Amazingly, according to Hwang's estimates, only six or seven companies in the world think systematically and holistically about their water risk exposure--the likes of SABMiller, Coca-Cola, Unilever, Rio Tinto, Pepsi and Nestle.
These firms know which watersheds their facilities draw from. They know how their supply chains are water-impacted and impactful. Within a given facility, they can then break down their water usage. With each new investment, they analyze the availability and quality of nearby water sources. And all of their strategic water-related goals are made with local communities' interests in mind.
"That's a tall order," said Hwang, whose firm works with companies to carry it out.
Insurance does not appear to be a solution for this effort.
"Some risks you can insure," said Taylor. "Just losing your water supply may or may not be insurable, it depends on how it happens."
WATER RISK FOR BEGINNERS
So what can firms do if they are just starting to grapple with their water risks--or if they haven't started at all?
According to BSR's Hwang, one of the first things she does with clients is map out where all of their facilities are, then overlay onto that map the geography of where water scarcity and stress are an issue. This visualization can quickly help companies prioritize exactly where they have exposure, whether it be Northern China, the Middle East or Atlanta.
Then with this short list of exposed facilities, said Hwang, companies can drill down to find out how much water is being used at each one, then work to make those numbers smaller.

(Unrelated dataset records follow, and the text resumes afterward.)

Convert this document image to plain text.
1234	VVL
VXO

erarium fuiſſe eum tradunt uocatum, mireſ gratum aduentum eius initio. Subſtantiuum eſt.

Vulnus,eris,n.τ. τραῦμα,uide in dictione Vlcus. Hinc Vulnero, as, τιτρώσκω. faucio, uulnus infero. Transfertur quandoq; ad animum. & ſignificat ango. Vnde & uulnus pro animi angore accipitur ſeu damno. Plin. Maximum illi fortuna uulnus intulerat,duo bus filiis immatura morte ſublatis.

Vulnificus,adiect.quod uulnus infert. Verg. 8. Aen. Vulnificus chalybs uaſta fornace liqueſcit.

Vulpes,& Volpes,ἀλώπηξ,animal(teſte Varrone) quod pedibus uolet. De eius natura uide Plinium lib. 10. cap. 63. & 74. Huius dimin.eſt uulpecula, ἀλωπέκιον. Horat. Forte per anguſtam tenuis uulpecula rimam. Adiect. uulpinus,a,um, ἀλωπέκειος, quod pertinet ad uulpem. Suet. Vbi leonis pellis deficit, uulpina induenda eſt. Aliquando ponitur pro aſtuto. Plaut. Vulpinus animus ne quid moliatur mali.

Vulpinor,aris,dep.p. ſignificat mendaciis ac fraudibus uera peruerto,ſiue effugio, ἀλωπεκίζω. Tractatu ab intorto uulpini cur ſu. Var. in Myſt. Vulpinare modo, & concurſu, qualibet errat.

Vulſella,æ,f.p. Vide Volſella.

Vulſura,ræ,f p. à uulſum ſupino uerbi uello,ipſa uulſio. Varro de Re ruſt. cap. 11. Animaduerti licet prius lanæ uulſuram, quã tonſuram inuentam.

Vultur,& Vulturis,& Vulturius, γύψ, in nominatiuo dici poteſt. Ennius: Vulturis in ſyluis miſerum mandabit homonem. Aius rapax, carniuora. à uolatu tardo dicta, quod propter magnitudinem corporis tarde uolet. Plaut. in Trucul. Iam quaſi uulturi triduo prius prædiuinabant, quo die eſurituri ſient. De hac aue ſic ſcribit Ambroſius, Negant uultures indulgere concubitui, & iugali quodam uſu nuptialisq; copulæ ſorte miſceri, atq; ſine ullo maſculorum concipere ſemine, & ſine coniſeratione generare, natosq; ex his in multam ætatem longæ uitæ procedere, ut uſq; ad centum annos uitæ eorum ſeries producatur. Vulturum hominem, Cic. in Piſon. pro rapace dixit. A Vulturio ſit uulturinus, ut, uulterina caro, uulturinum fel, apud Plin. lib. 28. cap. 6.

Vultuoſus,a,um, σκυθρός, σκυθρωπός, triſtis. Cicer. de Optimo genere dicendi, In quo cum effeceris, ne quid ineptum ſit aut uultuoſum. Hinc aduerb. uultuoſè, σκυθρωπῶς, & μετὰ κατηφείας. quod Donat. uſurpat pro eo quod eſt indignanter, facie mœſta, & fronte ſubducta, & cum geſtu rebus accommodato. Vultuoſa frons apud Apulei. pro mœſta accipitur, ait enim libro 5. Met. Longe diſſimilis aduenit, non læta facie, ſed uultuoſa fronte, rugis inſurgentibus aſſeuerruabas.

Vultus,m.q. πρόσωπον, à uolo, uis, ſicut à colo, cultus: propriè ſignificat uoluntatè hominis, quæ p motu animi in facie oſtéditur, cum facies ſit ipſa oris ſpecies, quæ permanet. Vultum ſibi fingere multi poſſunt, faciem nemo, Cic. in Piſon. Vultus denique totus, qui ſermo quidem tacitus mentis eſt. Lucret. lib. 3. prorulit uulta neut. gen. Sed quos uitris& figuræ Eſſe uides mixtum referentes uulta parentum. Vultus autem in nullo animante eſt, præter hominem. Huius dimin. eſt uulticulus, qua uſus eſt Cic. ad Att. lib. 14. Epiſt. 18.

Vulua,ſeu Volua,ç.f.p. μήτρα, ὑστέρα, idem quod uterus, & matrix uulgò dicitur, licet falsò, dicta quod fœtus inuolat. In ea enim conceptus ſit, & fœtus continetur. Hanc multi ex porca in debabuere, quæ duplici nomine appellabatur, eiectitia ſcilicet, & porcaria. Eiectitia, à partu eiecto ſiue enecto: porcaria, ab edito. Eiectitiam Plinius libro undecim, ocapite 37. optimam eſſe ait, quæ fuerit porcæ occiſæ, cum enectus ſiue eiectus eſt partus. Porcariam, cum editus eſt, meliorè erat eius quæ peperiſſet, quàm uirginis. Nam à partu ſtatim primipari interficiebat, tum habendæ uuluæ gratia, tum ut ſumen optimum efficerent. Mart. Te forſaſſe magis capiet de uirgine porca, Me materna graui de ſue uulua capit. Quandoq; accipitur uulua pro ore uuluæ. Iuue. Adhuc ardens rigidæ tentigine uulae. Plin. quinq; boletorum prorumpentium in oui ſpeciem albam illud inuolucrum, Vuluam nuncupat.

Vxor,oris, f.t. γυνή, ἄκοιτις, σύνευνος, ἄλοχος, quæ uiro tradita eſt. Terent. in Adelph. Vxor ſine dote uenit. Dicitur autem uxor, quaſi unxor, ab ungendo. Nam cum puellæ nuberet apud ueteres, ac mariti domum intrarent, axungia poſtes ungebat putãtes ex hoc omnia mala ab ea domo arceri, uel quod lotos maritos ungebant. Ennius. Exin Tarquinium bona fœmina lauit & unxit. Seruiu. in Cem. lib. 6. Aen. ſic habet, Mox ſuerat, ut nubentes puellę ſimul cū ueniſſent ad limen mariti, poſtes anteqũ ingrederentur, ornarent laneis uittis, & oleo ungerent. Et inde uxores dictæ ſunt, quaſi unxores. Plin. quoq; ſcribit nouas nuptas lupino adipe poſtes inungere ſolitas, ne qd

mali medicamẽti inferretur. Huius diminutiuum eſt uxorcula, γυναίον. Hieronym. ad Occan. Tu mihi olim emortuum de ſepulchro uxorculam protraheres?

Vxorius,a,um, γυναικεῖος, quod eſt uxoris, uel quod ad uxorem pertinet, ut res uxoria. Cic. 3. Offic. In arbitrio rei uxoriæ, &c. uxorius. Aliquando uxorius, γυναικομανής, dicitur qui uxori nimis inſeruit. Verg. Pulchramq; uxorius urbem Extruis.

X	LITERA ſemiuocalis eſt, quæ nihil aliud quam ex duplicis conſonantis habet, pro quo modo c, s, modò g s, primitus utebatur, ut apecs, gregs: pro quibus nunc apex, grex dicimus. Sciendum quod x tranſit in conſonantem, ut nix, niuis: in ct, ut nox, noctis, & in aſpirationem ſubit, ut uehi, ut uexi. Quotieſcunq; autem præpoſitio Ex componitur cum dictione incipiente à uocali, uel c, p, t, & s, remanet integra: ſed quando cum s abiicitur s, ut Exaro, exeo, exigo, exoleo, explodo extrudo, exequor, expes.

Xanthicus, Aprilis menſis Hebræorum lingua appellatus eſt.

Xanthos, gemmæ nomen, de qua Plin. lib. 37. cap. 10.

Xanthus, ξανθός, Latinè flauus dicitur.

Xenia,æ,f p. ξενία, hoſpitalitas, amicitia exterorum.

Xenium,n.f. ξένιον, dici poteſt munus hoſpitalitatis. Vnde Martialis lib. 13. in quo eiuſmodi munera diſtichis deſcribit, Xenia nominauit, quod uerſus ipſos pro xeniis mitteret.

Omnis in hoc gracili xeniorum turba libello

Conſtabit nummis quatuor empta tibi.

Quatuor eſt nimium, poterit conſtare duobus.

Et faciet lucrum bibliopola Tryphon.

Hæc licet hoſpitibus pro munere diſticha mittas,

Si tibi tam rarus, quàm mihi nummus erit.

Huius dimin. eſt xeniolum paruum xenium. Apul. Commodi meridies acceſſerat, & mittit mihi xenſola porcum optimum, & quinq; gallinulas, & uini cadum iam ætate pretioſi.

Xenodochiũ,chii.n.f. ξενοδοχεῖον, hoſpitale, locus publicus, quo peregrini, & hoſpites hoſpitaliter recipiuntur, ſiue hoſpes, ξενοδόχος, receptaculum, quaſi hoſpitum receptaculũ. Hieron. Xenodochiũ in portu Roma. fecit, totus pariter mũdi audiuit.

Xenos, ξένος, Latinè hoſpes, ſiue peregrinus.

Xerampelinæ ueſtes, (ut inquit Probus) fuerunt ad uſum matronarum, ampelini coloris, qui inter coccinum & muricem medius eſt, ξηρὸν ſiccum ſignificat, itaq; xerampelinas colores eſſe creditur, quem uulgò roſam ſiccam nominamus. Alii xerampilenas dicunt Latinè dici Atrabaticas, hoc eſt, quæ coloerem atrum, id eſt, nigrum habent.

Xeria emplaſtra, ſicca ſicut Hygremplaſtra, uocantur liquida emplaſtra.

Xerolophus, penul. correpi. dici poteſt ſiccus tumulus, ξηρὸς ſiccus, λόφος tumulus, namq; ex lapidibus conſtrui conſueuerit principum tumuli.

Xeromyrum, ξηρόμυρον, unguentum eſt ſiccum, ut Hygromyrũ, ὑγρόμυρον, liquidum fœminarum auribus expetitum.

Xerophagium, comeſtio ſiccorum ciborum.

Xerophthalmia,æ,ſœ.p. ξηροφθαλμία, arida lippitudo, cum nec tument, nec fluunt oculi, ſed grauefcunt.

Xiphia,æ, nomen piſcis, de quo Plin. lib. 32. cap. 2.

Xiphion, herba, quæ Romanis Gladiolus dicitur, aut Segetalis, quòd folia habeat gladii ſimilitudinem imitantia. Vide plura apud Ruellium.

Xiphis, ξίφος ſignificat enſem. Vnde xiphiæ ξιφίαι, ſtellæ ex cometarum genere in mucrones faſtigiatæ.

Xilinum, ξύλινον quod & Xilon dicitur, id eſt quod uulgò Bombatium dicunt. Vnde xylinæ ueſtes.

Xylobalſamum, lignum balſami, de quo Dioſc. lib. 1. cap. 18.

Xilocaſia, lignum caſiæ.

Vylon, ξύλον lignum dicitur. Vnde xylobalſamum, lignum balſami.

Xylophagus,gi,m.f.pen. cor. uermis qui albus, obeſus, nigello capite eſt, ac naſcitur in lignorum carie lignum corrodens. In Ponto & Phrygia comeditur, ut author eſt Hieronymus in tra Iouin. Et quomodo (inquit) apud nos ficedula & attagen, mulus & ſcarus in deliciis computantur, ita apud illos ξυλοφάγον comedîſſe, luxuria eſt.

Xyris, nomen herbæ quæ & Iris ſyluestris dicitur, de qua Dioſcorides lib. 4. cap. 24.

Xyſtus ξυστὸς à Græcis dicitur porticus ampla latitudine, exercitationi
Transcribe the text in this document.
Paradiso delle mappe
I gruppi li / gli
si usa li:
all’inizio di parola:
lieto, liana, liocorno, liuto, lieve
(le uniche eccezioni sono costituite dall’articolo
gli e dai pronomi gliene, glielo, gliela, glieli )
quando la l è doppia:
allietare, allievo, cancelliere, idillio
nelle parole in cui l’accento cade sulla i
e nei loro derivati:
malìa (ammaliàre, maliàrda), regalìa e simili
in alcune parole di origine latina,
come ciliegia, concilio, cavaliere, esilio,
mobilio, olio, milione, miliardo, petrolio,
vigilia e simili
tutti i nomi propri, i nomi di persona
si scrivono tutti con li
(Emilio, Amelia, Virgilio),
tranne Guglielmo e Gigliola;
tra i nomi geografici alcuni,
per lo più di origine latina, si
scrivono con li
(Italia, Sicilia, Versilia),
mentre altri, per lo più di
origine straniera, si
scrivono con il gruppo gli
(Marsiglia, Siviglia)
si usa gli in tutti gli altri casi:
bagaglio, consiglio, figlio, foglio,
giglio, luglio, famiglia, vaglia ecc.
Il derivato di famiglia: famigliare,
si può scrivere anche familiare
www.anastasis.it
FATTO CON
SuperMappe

"Every facility will have a manager there that knows how much water is being used," she said.
We're talking how and why water is being used, if any is being conserved or recycled, what impact runoff has, and how could water use be more efficiently. Facilities could look into storing rainwater, reusing runoff, avoiding evaporation or cutting out water use for landscaping, say.
"Those things you can do very easily," said Aon's Taylor.
Taylor added that water must also be taken into consideration when locating new or expanding old facilities.
Another first step for risk managers and other managers with water on the brain could be to take a look at already established guidelines for understanding the exposure. UNEP has published such a tool--the aforementioned "Half Full or Half Empty" publication.
Once you master the first steps of water risk management, then you can take the next mitigation step. It is not enough to merely be water efficient, said Hwang. Companies should also focus on protecting water resources and the ecosystems they support.
"If the environment is not producing water for you, you're screwed," she said.